Outra questão interessante é que o nome não apenas identifica o fenômeno (como dado completo, anterior ao nome), mas pode também ajudar a criá-lo. A partir do momento em que algo é nomeado, as características distintivas daquilo são mais ou menos isoladas do entorno de outros fenômenos que podem ser confundidos, e a percepção dessas características distintivas faz com que nosso comportamento também se altere em relação a elas. Quando um crítico usa, por exemplo, pela primeira vez, o termo “Thrash Metal” para distinguir o som de uma banda em relação às outras agrupadas juntas em uma época, ele pode estar educando a audição dos leitores para que percebam essas características distintivas dessa banda específica como elementos desejáveis em uma música; ele está “chamando a atenção” e “criando a noção” dessas características. Então, não seria exagero dizer que, através da cunhagem do termo, o crítico também está dando um passo decisivo na própria criação do “Thrash Metal” enquanto forma sonora, pois, se o termo colar, se passar a ser de fato usado por uma comunidade de ouvintes, trará as condições para que surja um público específico, interessado nesse som com esse nome “Thrash”[2], um nicho underground ou até mercadológico e, consequentemente, bandas que passarão a explorá-lo, usá-lo para definir-se, tudo isso em torno de uma busca cada vez mais clara pelos tais pontos distintivos que fazem um som soar “thrash” – e não “speed”, ou “power” etc.

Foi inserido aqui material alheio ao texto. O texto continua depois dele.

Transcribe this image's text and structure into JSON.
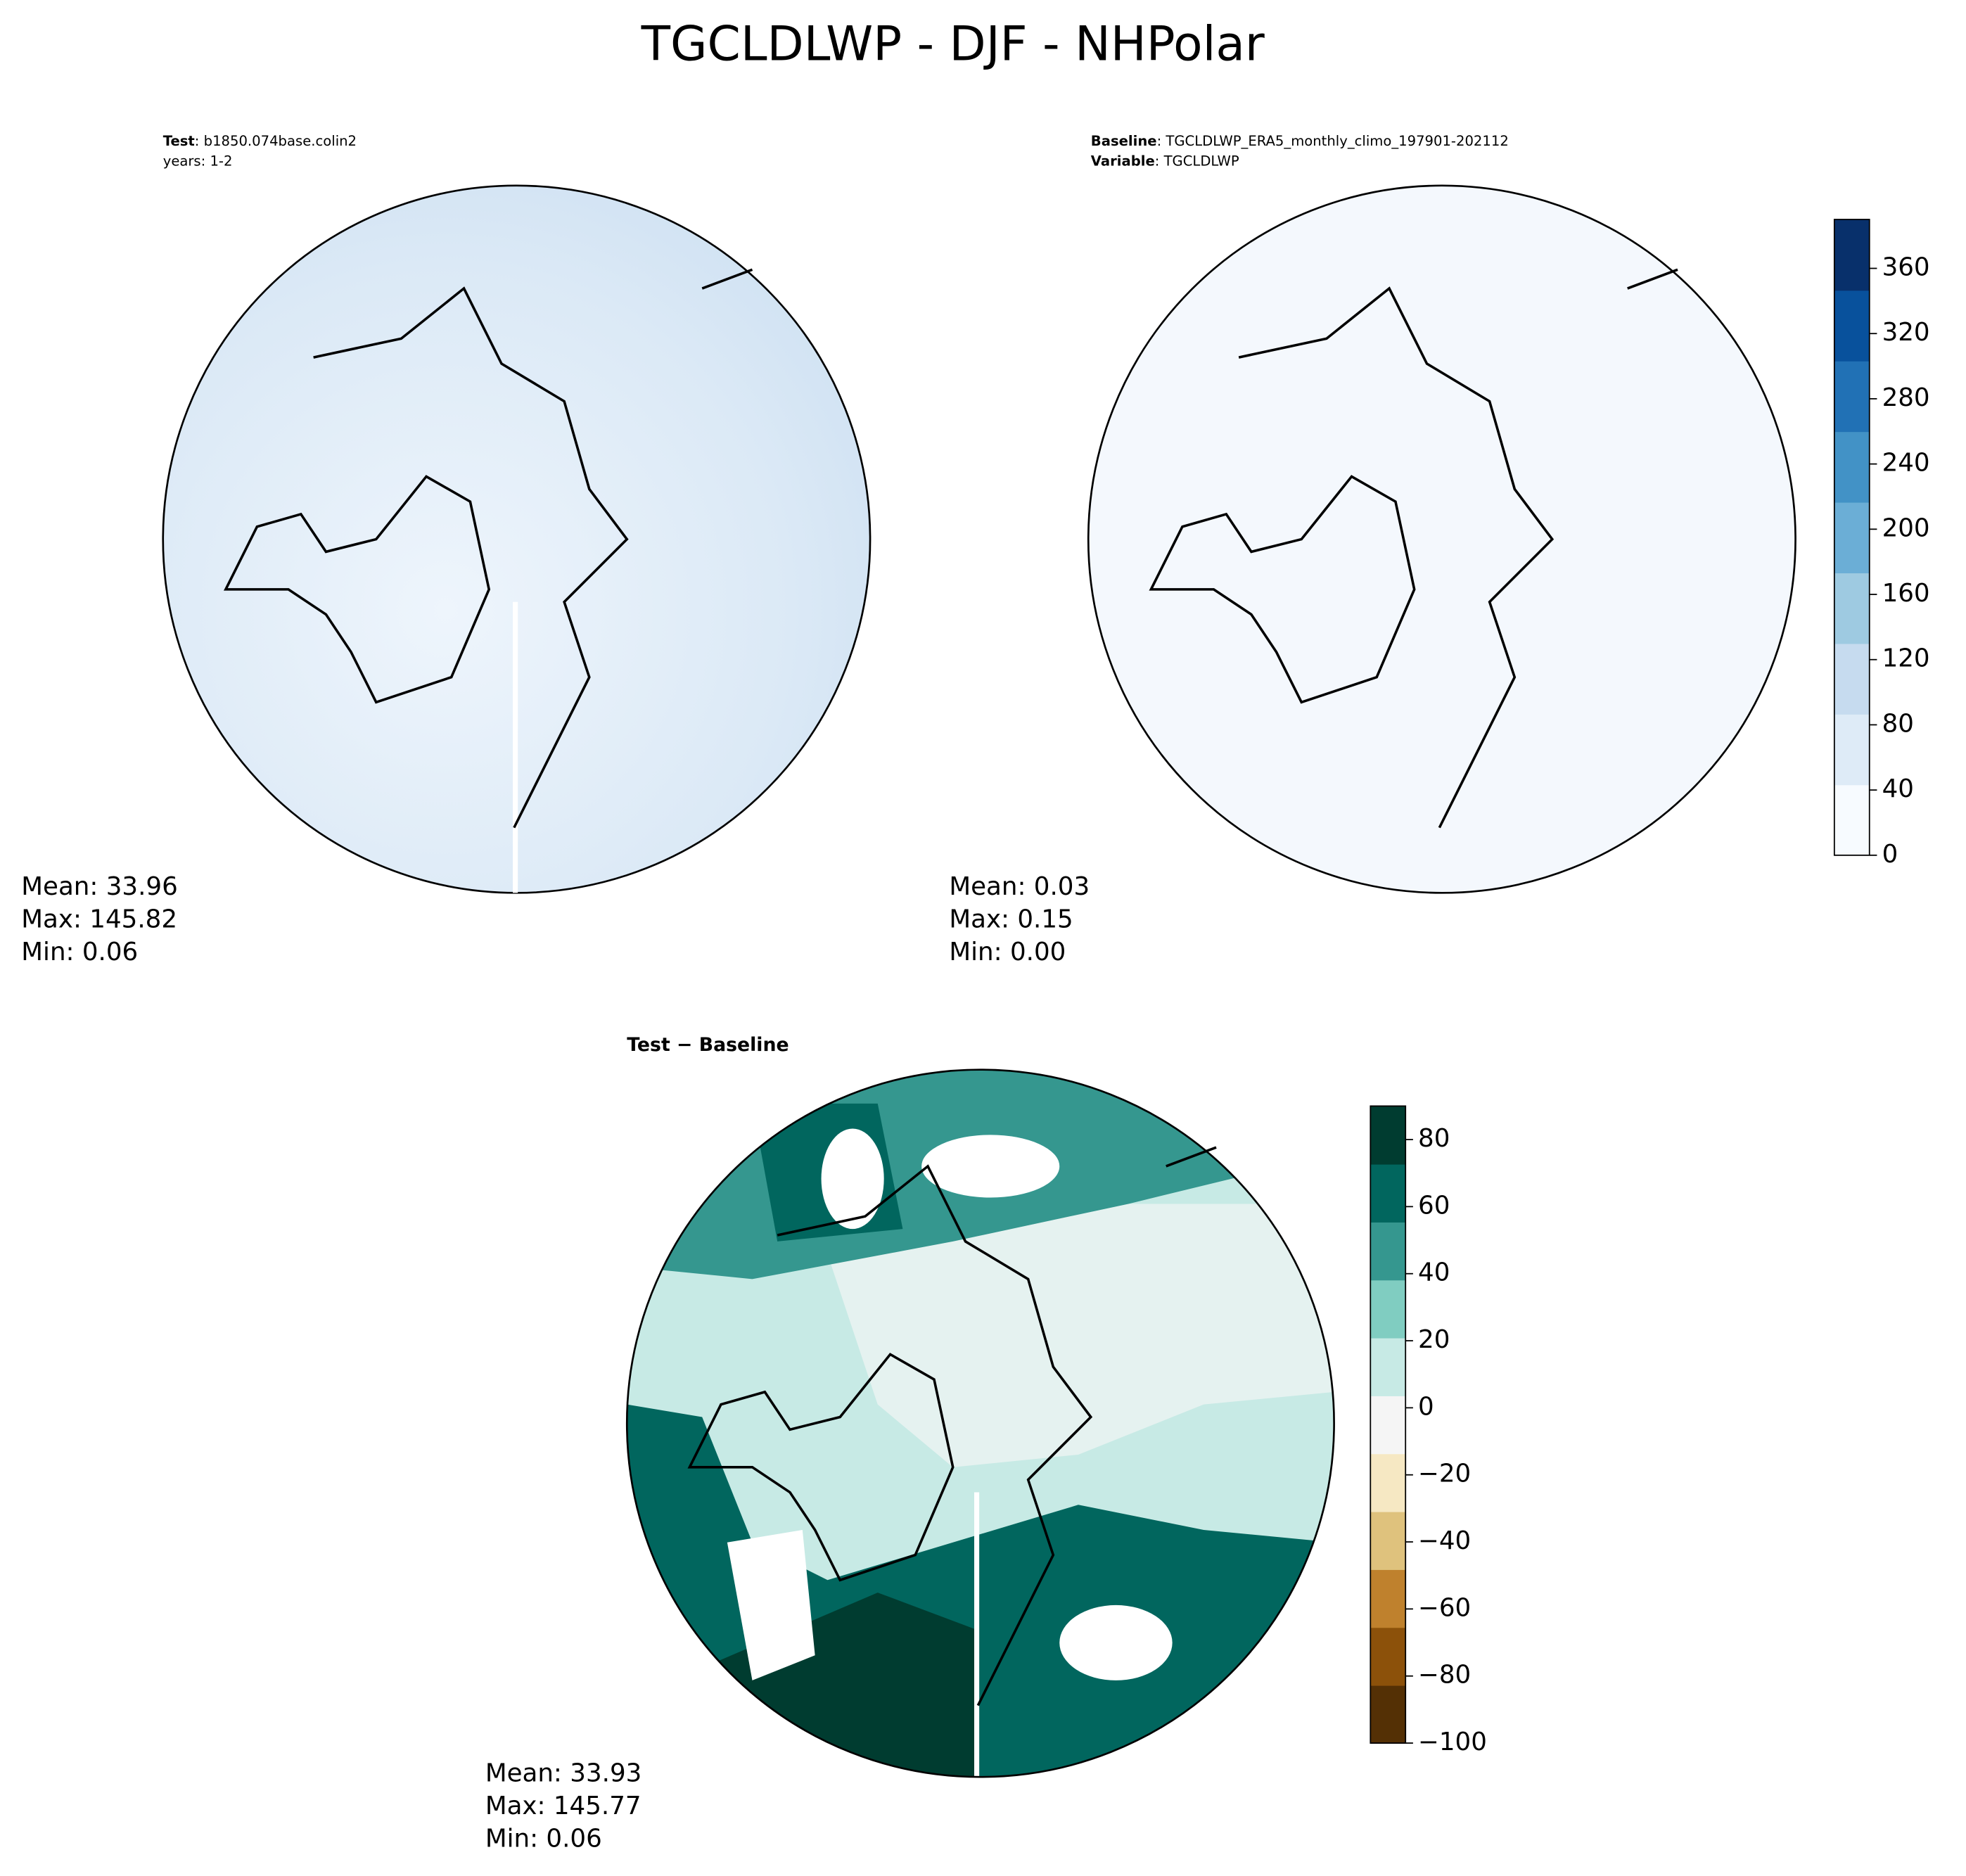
{
  "chart_data": [
    {
      "type": "contour",
      "title_label": "Test",
      "title_value": ": b1850.074base.colin2",
      "subtitle": "years: 1-2",
      "stats": [
        "Mean: 33.96",
        "Max: 145.82",
        "Min:  0.06"
      ]
    },
    {
      "type": "contour",
      "title_label": "Baseline",
      "title_value": ": TGCLDLWP_ERA5_monthly_climo_197901-202112",
      "subtitle_label": "Variable",
      "subtitle_value": ": TGCLDLWP",
      "stats": [
        "Mean:  0.03",
        "Max:  0.15",
        "Min:  0.00"
      ],
      "colorbar": {
        "lim": [
          0,
          390
        ],
        "ticks": [
          0,
          40,
          80,
          120,
          160,
          200,
          240,
          280,
          320,
          360
        ],
        "colors": [
          "#f7fbff",
          "#deebf7",
          "#c6dbef",
          "#9ecae1",
          "#6baed6",
          "#4292c6",
          "#2171b5",
          "#08519c",
          "#08306b"
        ]
      }
    },
    {
      "type": "contour",
      "title": "Test − Baseline",
      "stats": [
        "Mean: 33.93",
        "Max: 145.77",
        "Min:  0.06"
      ],
      "colorbar": {
        "lim": [
          -100,
          90
        ],
        "ticks": [
          {
            "value": -100,
            "label": "−100"
          },
          {
            "value": -80,
            "label": "−80"
          },
          {
            "value": -60,
            "label": "−60"
          },
          {
            "value": -40,
            "label": "−40"
          },
          {
            "value": -20,
            "label": "−20"
          },
          0,
          20,
          40,
          60,
          80
        ],
        "colors": [
          "#543005",
          "#8c510a",
          "#bf812d",
          "#dfc27d",
          "#f6e8c3",
          "#f5f5f5",
          "#c7eae5",
          "#80cdc1",
          "#35978f",
          "#01665e",
          "#003c30"
        ]
      }
    }
  ],
  "title": "TGCLDLWP - DJF - NHPolar"
}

Voltando aos exemplos de fora do universo musical, vejam este: se alguma liderança política e/ou intelectual tenta definir determinado comportamento dos militantes antirracistas com o nome “racismo reverso”, e se esse conceito colar entre a comunidade de seus seguidores, agora, de alguma maneira, o fenômeno do “racismo reverso” passará de fato a existir em suas mentes, pautando sua percepção de mundo e até fazendo com que o identifiquem em situações da realidade. Novamente, o nome “substantiva”, “dá forma”, “cria”, mesmo que esteja dando substância a um delírio, a uma ilusão.

Por isso, o ato de nomear fenômenos tem uma dimensão dupla: ao mesmo tempo que ajuda a dar clareza sobre a realidade, também ajuda a criá-la, já que o real é um jogo dialético entre a percepção “bruta” e a linguagem[3].  Nomear, assim, pode ser “educar” ou “iludir”, mas em todo caso é um gesto de direcionamento de nossa percepção sobre o mundo.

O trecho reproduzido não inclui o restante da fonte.